Breaking Bad: 5.15 - Granite State

Last week's Breaking Bad, the excellent and heartbreaking Ozymandias, has been received as not just a great episode of this show but one of the greatest TV episodes ever made. Will this level of praise stick once we've all calmed down? Who knows, but it was excellent either way.

Now Granite State has the unenviable task of following it, as well as being the penultimate episode of Breaking Bad ever. Where can Walt possibly go after last week's horrible ending? Will he finally become the bearded 52-year-old we saw in all those flashforwards? Spoilers follow.


Walt's Miserable Camping Holiday

Wisely, after last week's rush of horrible climactic moments, Granite State slows things way down. Everyone still seems traumatised, as if they can't believe how they've ended up. Considering the entire of this half-season has been a surprisingly high-speed rush to the climax of Ozymandias, they can get away with pausing here, I think, to appreciate just how bad this all is. Walt has managed to ruin everything so totally, even Saul can't be tempted into dealing with him again, and finally ends up alone in a cabin, nothing to look forward to except death and his caretaker coming back to steal his money. Bummer.

I especially enjoyed the sequence where Walt seizes his Heisenberg hat, seemingly about to have one of those stirring heroic moments you often see on TV, and then... makes it as far as the gate before turning back. Alas, the hat does not have superpowers and he is merely a sick middle-aged man who has messed up his life. With no-one left to manipulate and no seeming point in carrying on, things look rough.

After last week's episode, I theorised that we might finally get some sympathy back for Walt when he finds out Jesse is being held captive by the Nazis and returns to rescue him. But no, White continues to fall below my expectations when his return to New Mexico is triggered... not by fatherly love but pure ego. After hitting rock bottom and almost turning himself in, he happens to catch his former partners dissing him on TV and makes a run for it. Where? Why? I dread to think.

Jesse's Spacious Accommodation

Speaking of Jesse, his plotline this week is more visceral and action-packed than Walt's, but ironically doesn't achieve anywhere near as much. He tries to make a similar escape from his trap, but only manages to get Andrea executed by Todd, who is becoming scarier by the week. It's unsettling because Todd isn't motivated by pure greed or sadism, he definitely wants to be happy and please people, but he also has no ethics whatsoever and a marked lack of human warmth. His attempt to connect with Jesse, because he clearly thinks they should get on as pseudo-brothers, is an awkward mess, ending in him helping Jesse escape with his desperate bid to facilitate their friendship.
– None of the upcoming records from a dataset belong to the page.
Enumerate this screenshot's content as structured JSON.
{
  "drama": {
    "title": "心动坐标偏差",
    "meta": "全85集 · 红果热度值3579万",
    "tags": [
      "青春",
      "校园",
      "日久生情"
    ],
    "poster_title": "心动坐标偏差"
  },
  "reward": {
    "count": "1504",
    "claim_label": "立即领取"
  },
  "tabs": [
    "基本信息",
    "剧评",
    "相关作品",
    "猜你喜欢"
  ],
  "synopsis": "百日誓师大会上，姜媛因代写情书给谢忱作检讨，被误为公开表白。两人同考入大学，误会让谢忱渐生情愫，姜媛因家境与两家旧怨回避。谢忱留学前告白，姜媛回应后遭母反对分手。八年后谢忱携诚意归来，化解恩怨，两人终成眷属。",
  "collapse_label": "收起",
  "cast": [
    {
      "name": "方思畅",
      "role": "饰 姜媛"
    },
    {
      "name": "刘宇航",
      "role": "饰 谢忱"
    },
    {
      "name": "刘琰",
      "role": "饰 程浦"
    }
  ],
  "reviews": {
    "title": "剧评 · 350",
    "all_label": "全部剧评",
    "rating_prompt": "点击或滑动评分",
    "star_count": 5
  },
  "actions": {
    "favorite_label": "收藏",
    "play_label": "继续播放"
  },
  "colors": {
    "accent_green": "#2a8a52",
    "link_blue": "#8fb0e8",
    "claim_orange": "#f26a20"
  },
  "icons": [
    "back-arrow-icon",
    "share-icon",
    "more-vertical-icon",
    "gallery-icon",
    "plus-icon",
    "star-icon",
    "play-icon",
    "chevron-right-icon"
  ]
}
Also, surely Todd has dropped Lydia straight into the poo by going out of his way to tell Skyler to leave her out of it? If Skyler wasn't going to tell people about her before, she probably will now, especially as the lawyers turn up the pressure. But the poor evil lad still tries so damn hard. I did briefly wonder whether it was convincing that Uncle Jack would keep Jesse alive though, especially once he turns out to be a pain in the arse to keep hold of. Ah well.
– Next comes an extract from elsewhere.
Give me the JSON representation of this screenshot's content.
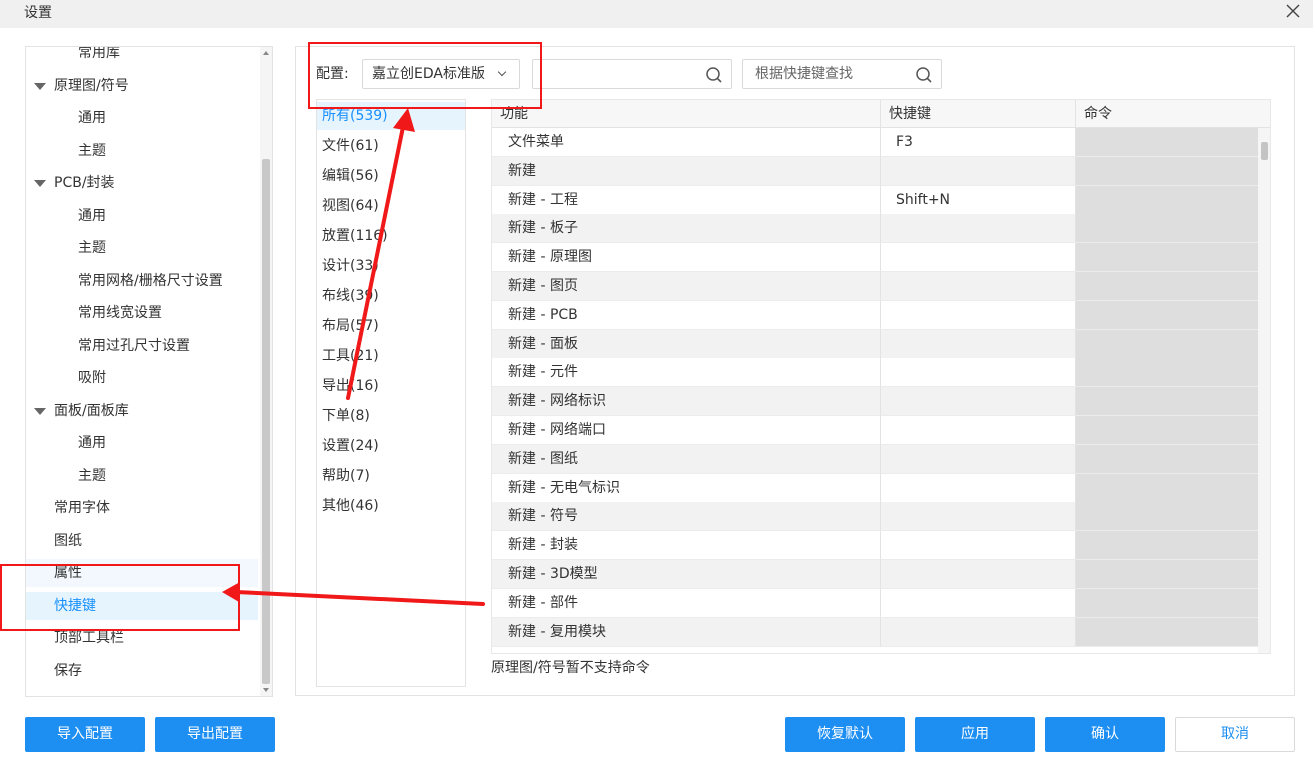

So, what next? I kinda still expect Walt to try to save Jesse from the Nazis, in a desperate bid to both recover his money and win back Jesse's approval. So then we get another triumphant few sequences of them working together, just like the old days, and after they've escaped, Jesse kills Walt, because it still doesn't make up for all that other shit. Probably he'll cry a lot as he does it. So, if we're playing predictions, there's mine.

Another good episode, then - not off-the-charts amazing, but loads of good character bits and exciting possibilities put into motion for the finale, which is now only a week away. This time next week, I will be typing up a Breaking Bad review, safe in the knowledge that I'll never get another new episode again. That's... almost more depressing than anything that might happen in the series. Nonetheless, very excited to see how Vince Gilligan and co will finish it.